第14話 善悪問答①
マランツァーノ邸。一階にある執務室。
壺や、動物の剥製、毛皮の絨毯が飾られる部屋。
そんな室内に、縄で手足を椅子に縛られたジェノがいた。
(マランツァーノファミリーのボスに、ゼウス……状況は最高で、最悪だ)
目の前には、マフィアボスのカモラと、大統領レオナルド。
奥に見える机の上には、白鳥ゼウスが鳥かごの中に捕らわれている。
予定とは違ったけど、妹の安否確認とペットを回収できる最高の状況だった。
「……さて、舞台は整った。
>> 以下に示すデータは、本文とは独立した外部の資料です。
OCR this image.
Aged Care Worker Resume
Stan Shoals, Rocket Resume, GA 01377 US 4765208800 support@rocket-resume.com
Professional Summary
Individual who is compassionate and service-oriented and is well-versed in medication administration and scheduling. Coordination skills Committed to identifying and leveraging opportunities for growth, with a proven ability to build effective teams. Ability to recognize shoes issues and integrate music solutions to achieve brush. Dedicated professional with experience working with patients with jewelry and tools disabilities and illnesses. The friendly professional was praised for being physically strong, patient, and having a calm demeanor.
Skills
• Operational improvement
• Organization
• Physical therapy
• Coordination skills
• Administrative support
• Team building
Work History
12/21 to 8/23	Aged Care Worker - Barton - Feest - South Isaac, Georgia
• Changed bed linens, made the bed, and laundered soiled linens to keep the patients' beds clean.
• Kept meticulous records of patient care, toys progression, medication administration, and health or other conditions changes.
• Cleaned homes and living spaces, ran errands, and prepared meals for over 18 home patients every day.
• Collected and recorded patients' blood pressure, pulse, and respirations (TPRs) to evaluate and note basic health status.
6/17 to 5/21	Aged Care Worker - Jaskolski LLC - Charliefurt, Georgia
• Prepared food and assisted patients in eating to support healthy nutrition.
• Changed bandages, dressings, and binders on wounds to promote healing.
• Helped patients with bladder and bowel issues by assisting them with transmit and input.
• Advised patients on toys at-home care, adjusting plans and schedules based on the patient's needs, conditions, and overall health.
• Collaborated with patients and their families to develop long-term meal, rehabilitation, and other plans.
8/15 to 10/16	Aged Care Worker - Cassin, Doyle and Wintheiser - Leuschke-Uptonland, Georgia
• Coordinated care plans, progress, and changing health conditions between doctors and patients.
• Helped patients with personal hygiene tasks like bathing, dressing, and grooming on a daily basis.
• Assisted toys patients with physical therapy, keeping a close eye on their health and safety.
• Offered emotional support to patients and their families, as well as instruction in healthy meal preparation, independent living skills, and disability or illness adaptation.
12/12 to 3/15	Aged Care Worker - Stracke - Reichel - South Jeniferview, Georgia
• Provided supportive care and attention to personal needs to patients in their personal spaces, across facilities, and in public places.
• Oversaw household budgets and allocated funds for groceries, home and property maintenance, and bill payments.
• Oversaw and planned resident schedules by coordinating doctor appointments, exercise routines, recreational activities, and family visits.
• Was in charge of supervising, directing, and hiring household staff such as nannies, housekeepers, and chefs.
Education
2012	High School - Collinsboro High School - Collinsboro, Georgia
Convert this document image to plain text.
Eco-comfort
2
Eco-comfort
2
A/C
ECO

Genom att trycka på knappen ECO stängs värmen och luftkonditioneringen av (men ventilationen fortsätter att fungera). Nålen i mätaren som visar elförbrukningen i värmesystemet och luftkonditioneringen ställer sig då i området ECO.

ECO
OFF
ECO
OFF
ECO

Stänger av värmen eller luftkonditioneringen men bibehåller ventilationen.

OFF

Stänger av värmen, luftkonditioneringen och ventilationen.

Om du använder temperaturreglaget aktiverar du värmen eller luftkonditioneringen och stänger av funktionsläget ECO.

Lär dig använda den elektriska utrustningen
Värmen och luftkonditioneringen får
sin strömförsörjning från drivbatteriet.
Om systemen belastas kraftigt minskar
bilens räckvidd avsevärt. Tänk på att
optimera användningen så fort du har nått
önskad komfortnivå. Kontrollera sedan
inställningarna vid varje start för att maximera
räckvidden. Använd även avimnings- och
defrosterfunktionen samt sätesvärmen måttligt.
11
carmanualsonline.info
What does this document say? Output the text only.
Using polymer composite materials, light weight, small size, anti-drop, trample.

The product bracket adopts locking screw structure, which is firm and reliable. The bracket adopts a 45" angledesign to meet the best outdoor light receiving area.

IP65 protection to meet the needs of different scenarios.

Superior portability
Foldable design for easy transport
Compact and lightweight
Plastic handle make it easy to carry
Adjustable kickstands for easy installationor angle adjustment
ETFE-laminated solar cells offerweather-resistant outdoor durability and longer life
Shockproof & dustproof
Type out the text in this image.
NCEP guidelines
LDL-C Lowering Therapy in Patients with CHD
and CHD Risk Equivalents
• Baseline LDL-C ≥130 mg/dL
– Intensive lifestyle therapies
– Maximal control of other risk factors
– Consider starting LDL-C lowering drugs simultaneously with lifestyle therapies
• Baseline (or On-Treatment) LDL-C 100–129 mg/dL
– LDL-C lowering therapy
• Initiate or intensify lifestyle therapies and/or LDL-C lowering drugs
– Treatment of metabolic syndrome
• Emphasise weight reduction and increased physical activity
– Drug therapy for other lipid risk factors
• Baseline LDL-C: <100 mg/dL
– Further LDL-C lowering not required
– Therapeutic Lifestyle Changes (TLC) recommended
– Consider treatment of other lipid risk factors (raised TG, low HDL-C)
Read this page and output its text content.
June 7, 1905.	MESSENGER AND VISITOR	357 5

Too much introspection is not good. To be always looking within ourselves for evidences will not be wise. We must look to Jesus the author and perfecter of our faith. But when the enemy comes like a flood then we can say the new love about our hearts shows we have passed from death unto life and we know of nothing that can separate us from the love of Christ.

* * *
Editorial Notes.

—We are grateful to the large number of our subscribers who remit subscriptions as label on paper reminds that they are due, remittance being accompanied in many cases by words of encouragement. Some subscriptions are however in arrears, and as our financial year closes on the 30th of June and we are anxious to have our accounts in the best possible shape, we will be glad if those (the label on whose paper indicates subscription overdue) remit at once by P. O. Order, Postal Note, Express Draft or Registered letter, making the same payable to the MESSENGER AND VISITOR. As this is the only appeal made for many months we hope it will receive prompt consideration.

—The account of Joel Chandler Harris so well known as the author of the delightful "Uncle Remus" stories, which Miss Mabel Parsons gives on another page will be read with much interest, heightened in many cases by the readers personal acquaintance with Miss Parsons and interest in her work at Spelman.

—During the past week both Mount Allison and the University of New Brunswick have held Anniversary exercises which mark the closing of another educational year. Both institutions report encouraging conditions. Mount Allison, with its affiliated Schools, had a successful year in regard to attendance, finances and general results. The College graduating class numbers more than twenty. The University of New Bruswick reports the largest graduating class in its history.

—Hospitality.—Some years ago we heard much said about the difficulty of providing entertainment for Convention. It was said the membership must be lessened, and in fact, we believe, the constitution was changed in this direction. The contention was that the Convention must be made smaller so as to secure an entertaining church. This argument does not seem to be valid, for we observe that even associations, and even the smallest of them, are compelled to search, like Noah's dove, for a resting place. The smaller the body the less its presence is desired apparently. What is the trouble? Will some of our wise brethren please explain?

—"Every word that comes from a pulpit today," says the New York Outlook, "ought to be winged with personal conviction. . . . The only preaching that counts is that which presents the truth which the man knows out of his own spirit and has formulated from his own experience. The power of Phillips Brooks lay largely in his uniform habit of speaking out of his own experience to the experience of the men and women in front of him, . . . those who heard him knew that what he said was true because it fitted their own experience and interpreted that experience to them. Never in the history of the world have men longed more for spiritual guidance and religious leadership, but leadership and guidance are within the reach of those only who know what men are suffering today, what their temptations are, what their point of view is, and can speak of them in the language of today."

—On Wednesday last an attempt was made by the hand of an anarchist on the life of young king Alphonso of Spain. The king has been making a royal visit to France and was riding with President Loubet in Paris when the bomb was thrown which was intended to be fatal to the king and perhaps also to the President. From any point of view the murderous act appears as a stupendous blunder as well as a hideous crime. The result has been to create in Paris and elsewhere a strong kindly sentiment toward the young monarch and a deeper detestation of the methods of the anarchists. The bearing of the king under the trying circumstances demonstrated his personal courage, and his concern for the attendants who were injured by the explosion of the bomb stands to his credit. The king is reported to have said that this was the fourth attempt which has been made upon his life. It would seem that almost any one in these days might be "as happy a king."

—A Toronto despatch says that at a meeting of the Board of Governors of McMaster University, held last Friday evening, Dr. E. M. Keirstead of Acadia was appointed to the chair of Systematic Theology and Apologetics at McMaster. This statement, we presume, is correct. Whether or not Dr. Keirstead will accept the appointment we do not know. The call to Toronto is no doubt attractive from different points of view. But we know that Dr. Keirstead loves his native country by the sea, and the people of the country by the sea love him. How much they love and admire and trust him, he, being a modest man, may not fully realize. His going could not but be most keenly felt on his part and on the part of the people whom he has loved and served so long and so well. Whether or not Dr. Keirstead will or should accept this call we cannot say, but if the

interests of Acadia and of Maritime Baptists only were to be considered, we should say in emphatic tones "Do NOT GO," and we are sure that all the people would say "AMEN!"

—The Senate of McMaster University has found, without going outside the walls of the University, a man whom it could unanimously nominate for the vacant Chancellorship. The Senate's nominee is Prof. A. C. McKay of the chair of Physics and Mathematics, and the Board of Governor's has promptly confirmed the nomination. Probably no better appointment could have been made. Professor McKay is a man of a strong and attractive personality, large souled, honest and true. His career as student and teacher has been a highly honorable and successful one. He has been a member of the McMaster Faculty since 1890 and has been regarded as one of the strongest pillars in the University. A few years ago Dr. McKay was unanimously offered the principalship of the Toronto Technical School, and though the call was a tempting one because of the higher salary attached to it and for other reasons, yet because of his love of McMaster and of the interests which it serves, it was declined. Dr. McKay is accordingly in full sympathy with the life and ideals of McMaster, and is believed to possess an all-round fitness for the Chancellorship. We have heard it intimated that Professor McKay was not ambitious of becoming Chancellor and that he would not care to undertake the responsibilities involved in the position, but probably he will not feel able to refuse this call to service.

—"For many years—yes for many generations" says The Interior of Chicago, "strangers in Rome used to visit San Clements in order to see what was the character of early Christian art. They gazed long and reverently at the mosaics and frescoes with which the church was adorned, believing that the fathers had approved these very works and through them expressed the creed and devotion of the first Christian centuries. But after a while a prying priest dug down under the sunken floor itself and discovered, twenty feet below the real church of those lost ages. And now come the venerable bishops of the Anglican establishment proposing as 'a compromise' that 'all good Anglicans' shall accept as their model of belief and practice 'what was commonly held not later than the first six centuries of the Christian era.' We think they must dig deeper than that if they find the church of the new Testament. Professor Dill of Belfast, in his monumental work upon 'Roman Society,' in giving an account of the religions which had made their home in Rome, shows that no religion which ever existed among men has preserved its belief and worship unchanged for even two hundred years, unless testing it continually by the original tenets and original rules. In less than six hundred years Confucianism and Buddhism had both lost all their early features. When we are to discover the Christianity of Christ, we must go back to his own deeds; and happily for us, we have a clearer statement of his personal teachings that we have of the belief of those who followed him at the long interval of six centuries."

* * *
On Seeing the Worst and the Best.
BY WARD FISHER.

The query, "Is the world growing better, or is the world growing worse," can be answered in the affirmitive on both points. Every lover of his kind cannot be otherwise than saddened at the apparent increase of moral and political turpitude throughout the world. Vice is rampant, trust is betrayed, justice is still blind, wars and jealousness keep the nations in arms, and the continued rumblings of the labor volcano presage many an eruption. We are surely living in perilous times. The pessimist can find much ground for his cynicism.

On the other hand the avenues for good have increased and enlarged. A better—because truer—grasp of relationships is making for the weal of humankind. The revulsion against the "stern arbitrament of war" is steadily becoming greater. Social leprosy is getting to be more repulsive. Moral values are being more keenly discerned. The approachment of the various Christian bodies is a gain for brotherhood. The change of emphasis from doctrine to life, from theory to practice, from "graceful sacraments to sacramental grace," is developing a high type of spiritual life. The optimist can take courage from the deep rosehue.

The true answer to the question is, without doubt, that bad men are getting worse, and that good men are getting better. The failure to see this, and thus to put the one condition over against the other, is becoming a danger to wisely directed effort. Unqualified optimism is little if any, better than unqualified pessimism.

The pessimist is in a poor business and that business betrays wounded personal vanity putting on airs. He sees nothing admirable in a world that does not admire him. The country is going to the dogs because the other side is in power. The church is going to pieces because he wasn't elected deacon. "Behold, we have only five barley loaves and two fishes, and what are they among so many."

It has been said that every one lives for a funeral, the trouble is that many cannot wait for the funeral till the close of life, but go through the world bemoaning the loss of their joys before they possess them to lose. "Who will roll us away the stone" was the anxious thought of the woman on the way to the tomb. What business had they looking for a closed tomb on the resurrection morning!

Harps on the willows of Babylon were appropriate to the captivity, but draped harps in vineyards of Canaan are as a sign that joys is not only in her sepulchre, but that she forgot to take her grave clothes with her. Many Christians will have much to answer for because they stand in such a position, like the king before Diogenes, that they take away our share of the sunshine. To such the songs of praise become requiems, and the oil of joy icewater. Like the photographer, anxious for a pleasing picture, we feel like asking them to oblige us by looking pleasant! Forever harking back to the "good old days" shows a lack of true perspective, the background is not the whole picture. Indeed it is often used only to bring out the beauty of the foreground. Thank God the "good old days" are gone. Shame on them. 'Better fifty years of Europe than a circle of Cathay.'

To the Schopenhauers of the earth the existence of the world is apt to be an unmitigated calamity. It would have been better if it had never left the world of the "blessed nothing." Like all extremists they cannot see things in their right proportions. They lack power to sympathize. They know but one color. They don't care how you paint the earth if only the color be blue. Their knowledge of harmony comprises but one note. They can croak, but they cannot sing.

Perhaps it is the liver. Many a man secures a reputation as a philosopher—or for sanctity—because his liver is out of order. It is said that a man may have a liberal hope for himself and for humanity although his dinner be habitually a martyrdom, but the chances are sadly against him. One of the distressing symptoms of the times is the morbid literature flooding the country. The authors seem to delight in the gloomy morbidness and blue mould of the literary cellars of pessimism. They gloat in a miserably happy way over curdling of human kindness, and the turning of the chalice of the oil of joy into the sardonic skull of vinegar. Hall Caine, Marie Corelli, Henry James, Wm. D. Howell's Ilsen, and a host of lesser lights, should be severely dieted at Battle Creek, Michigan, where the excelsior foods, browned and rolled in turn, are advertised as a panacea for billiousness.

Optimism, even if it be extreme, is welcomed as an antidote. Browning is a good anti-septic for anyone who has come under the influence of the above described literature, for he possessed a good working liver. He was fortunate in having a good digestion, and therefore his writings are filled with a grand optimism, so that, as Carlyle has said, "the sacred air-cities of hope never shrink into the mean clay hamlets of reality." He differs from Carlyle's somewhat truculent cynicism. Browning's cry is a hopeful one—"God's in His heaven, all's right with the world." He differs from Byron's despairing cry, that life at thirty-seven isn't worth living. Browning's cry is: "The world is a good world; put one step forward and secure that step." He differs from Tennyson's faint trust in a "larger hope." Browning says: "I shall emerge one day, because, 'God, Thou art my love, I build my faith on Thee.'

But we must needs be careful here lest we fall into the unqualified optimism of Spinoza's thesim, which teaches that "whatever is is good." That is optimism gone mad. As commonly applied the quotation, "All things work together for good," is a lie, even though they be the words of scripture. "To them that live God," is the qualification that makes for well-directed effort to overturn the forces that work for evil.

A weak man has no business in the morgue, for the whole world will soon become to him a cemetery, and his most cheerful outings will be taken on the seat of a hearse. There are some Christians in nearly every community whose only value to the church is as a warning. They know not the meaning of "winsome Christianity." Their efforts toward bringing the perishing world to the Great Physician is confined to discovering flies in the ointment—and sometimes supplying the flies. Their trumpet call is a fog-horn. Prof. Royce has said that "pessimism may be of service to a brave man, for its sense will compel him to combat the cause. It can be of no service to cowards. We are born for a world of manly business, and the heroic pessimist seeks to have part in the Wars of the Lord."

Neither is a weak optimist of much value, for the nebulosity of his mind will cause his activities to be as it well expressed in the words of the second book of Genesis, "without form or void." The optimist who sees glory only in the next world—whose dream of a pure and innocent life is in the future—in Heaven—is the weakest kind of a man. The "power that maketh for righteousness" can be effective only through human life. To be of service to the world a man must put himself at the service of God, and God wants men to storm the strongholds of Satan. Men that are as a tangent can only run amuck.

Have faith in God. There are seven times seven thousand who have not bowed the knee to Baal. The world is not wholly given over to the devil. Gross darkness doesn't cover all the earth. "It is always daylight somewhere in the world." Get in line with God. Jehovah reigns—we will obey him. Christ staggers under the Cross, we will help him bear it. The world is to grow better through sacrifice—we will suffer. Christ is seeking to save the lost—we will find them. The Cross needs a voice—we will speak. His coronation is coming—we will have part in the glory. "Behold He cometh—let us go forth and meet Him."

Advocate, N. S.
貴方に一つだけ、チャンスを与えましょう」
だけど、同時に最悪も広がっている。
レオナルドの手にはトランシーバーが見える。
見つかった時に壊そうとしたけど、間に合わなかった。
そのせいで、周波数で繋がる相手に連絡された後のことだった。
「お仲間を裏切り、私の元に来ませんか? そうすれば貴方の命は保証します」
レオナルドは、手元のナイフの腹を叩き、裏切る手段を示す。
仲間を裏切る。それが何を意味しているかは、すぐに理解できた。
だからこそ、何も答えず、刺すような視線をレオナルドに送り続けた。
「いい目をしている……。であれば、百万ドルを支払います。いかがです?」
レオナルドは語りながら、懐から小切手と万年筆を取り出す。
そして、すらすらと筆を走らせ、七桁の文字を見せつけ、尋ねた。
実際、お金には困ってる。妹の件も聞きたいし、ゼウスも取り返したい。
はい、と答えるだけで、首を縦に振るだけで、望みは大体叶ってしまうだろう。
「――っ」
だから、小切手を食べてやった。
相手を拒絶するために、行動で示してやった。
それが、例え、自分の命を失うことになるんだとしても。
「なんとっ!」
驚くレオナルドをよそに、噛みちぎり、飲み込んで、胃に流し込む。
味なんてしなかった。でも、心は、どんな料理を食べた時より、満足していた。
「……なぜ、こんなことを? この取引は貴方にメリットしかないはずですよ」
信じられないといった様子で尋ねてくる。
どうやら、まだ意味を理解していないらしい。
「大統領がそんなことも分からないんですか」
怒りで殴られた痛みすらも忘れ、喉を震わせる。
言いたいことはたくさんある。いくらでも思い浮かぶ。
だけど、伝えたいことを一つに絞る。その方が、効果がある。
大きく息を吸い、目の前の大男を見つめ、口を開き、意思を伝える。
「――お金で人の心は買えない! たった、それだけのことなんですよ!!」
損得でしか人が動かないと思っている浅はかな考えを、言葉で否定するために。